Anticonvulsant effects of bis-1,4-dihydropyridines and the probable role of L-type calcium channels suggested by docking simulations

The influx/efflux of calcium (Ca2+) ions through channels in cellular membranes plays a pivotal role in many physiological and physiopathological processes. Among these are those involved in the physiopathology of epileptic seizures. Hence, the control of permeability of ions through these channels is considered a strategy for the development of anticonvulsant drugs. According to the previous reports, dihydropyridine derivatives have proven to be Ca2+ channel blockers and have anticonvulsive properties, presumably by means of their action on L-type Ca2+ channels (LCCs).
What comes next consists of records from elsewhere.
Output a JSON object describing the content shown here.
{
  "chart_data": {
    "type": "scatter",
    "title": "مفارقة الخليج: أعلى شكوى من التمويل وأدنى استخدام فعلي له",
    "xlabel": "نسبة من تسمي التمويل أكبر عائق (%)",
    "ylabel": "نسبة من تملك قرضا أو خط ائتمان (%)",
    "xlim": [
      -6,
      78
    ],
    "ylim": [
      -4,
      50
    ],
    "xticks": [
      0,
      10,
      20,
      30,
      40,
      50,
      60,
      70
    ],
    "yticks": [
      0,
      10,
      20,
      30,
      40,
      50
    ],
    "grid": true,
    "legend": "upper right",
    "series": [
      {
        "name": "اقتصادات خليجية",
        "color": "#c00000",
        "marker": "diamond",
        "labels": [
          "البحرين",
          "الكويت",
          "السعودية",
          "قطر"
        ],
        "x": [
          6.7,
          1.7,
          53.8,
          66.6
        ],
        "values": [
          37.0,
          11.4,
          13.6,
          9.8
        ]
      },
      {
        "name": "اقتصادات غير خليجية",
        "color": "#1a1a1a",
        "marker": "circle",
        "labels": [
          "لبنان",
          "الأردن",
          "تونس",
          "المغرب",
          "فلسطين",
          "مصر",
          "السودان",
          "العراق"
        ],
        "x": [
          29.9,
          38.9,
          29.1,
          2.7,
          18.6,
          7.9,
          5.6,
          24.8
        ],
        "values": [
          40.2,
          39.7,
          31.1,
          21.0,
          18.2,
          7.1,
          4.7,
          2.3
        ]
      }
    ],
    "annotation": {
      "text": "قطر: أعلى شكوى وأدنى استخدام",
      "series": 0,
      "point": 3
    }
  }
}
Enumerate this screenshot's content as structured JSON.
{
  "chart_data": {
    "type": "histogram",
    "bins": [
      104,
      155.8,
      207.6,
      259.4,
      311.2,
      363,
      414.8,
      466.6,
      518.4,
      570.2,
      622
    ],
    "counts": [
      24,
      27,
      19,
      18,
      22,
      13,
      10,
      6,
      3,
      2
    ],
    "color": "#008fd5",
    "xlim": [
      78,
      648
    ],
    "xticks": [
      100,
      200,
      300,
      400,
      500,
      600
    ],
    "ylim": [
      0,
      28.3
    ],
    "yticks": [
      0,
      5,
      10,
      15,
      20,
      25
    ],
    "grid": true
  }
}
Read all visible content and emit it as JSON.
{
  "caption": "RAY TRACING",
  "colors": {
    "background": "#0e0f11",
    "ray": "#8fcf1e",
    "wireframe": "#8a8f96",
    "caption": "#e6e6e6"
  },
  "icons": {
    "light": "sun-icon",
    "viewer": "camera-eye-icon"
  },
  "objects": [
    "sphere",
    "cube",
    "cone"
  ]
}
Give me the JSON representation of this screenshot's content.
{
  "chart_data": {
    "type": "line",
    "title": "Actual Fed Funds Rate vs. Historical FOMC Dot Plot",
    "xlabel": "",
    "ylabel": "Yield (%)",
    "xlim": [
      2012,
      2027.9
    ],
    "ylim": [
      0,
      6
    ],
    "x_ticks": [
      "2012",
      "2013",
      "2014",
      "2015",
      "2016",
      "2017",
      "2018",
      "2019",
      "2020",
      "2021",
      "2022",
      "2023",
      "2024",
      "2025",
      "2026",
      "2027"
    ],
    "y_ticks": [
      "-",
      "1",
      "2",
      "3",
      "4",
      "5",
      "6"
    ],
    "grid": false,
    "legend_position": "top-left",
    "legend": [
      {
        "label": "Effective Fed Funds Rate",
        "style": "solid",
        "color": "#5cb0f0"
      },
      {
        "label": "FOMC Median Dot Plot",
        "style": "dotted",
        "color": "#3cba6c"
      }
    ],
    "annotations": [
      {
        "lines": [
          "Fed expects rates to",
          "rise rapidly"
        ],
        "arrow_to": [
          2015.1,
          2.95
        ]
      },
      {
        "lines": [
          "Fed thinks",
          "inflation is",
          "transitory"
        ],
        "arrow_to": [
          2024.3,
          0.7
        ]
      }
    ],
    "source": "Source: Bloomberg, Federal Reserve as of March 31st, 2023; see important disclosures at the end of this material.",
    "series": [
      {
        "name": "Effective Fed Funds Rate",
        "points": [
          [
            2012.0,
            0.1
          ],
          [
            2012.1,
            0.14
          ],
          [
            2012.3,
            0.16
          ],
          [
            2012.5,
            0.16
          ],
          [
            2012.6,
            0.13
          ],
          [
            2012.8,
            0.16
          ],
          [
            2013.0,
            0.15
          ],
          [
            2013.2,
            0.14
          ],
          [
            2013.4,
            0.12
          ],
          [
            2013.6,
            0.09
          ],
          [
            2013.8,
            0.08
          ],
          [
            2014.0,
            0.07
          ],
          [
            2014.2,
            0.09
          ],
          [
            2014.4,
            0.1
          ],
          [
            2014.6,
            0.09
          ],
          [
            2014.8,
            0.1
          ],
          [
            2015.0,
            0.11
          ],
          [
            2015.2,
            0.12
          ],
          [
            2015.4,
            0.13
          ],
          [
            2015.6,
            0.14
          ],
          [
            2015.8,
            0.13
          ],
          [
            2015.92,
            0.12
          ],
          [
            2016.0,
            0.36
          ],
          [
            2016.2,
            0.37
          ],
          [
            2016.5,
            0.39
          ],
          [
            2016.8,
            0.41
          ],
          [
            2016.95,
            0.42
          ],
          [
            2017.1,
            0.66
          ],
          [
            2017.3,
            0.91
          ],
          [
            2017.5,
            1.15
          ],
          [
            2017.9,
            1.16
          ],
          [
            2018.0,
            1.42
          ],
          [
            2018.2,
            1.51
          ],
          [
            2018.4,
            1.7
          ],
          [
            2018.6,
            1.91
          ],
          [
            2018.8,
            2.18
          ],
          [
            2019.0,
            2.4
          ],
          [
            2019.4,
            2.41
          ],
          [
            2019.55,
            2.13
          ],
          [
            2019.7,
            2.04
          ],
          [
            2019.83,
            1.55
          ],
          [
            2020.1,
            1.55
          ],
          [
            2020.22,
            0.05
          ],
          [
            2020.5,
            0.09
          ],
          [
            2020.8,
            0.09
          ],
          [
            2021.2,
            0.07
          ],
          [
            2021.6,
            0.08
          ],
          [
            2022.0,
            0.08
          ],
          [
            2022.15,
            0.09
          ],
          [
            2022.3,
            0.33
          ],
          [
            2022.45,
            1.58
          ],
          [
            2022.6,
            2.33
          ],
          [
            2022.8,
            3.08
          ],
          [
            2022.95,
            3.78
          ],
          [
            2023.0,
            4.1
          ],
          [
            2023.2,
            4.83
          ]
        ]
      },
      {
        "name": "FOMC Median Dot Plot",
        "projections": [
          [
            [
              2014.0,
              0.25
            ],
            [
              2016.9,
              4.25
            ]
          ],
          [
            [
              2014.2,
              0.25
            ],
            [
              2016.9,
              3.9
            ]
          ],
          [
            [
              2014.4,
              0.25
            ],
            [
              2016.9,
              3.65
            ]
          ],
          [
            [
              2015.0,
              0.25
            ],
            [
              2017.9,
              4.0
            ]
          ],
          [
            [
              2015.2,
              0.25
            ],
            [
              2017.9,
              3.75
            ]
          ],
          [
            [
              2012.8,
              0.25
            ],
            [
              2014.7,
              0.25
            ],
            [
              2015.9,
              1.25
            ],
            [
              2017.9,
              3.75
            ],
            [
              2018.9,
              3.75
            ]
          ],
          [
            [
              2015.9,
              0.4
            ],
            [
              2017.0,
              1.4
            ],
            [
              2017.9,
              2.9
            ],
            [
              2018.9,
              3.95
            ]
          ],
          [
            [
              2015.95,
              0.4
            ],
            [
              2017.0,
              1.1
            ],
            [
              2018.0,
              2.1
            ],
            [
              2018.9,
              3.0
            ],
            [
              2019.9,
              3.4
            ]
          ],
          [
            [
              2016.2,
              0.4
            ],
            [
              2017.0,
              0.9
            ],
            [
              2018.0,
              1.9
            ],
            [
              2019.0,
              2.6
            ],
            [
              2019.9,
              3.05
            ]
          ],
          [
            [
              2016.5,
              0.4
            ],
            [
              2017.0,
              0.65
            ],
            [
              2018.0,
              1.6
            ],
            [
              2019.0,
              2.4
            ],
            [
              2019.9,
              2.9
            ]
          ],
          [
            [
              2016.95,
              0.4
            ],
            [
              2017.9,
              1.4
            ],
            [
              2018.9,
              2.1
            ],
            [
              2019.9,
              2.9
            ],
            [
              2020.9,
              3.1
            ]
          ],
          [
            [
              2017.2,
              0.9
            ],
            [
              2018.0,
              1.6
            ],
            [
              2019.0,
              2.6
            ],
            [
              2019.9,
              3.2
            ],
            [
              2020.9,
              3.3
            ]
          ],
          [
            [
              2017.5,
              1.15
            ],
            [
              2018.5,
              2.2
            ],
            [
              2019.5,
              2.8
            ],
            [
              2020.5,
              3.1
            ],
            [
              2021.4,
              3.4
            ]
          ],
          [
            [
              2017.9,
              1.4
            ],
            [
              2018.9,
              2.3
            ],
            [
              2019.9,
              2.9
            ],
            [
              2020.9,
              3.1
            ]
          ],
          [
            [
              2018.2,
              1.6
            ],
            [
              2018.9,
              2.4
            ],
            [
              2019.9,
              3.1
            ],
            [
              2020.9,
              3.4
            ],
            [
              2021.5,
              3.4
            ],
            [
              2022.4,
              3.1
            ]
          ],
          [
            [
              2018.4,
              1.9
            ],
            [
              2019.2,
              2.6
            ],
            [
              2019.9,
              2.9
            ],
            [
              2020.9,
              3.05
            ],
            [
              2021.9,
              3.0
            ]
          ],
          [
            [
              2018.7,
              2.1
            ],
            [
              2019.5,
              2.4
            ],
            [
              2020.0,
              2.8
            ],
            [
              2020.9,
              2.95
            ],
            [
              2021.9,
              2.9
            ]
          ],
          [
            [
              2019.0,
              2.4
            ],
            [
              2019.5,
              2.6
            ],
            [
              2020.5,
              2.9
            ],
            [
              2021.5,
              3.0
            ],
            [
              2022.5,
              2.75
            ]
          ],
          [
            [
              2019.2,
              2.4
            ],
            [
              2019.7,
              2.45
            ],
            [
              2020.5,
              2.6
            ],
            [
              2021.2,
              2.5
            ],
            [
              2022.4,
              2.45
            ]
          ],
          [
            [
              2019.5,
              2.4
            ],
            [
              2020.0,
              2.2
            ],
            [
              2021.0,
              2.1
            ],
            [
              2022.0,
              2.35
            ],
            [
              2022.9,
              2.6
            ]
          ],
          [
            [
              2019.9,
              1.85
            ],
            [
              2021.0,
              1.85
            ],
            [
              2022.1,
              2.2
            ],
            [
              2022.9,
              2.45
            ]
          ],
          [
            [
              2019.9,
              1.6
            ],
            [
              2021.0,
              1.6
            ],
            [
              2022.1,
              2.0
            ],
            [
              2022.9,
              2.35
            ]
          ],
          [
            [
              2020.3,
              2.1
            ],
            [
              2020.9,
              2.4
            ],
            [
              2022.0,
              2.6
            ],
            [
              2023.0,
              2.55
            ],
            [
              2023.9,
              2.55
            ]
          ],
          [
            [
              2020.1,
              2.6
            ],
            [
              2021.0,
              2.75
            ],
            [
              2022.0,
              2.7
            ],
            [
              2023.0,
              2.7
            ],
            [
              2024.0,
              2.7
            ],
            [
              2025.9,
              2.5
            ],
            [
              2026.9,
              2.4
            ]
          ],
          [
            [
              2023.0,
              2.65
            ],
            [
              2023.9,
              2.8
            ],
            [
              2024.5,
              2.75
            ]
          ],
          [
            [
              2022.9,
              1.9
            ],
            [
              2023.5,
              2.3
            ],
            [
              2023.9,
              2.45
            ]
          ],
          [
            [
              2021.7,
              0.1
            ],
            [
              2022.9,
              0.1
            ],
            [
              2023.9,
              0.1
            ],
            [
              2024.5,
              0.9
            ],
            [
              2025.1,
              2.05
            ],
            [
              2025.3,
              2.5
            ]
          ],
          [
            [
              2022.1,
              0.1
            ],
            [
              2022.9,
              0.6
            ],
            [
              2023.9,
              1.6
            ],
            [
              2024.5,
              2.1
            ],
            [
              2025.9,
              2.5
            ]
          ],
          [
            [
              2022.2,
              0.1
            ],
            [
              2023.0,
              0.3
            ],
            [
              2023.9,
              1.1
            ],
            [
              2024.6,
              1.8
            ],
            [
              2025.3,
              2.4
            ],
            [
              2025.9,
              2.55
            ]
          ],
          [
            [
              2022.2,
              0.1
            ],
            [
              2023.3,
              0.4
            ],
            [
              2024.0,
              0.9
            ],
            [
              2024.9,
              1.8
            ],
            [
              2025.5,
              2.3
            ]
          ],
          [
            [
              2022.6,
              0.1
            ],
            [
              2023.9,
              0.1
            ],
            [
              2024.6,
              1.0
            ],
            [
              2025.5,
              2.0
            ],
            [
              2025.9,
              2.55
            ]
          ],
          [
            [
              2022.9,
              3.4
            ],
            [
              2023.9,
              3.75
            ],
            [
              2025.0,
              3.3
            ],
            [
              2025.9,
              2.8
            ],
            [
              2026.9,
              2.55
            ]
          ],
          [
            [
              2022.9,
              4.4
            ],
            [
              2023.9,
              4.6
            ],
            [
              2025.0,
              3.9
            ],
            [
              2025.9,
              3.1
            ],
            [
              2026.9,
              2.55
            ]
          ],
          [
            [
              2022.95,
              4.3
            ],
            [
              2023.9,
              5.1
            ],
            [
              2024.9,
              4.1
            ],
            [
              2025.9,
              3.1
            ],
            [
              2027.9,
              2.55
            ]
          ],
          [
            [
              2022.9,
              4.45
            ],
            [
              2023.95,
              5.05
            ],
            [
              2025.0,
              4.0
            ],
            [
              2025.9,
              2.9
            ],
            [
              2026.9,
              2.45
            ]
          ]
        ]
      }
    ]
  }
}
The aim of the present study was to determine the anticonvulsant effects of four bis-1,4-dihydropyridines (bis-DHPs) in male CF1 mice (25–30 g bw) using two experimental models: maximal electroshock (MES, which induces convulsions with an alternating current of 60 Hz) and pentylenetetrazole administration (PTZ, 90 mg/kg administered i.p.). Additionally, the binding mode was explored with a docking study on a 3-D model of an LCC. The four bis-DHPs herein tested showed a protective effect in relation to the number of convulsions induced by MES, the recovery time after a convulsion, and the duration of the tonic phase. However, only bis-DHPs 01–03 reduced the duration of the clonic phase, and these compounds also produced a significant protective effect against the convulsions induced by PTZ administration. This effect may be related to the interaction of bis-DHPs with a cluster of aromatic residues (Tyr1152, Tyr1463, and Phe1159) involved in blocking calcium flow, as suggested by docking studies.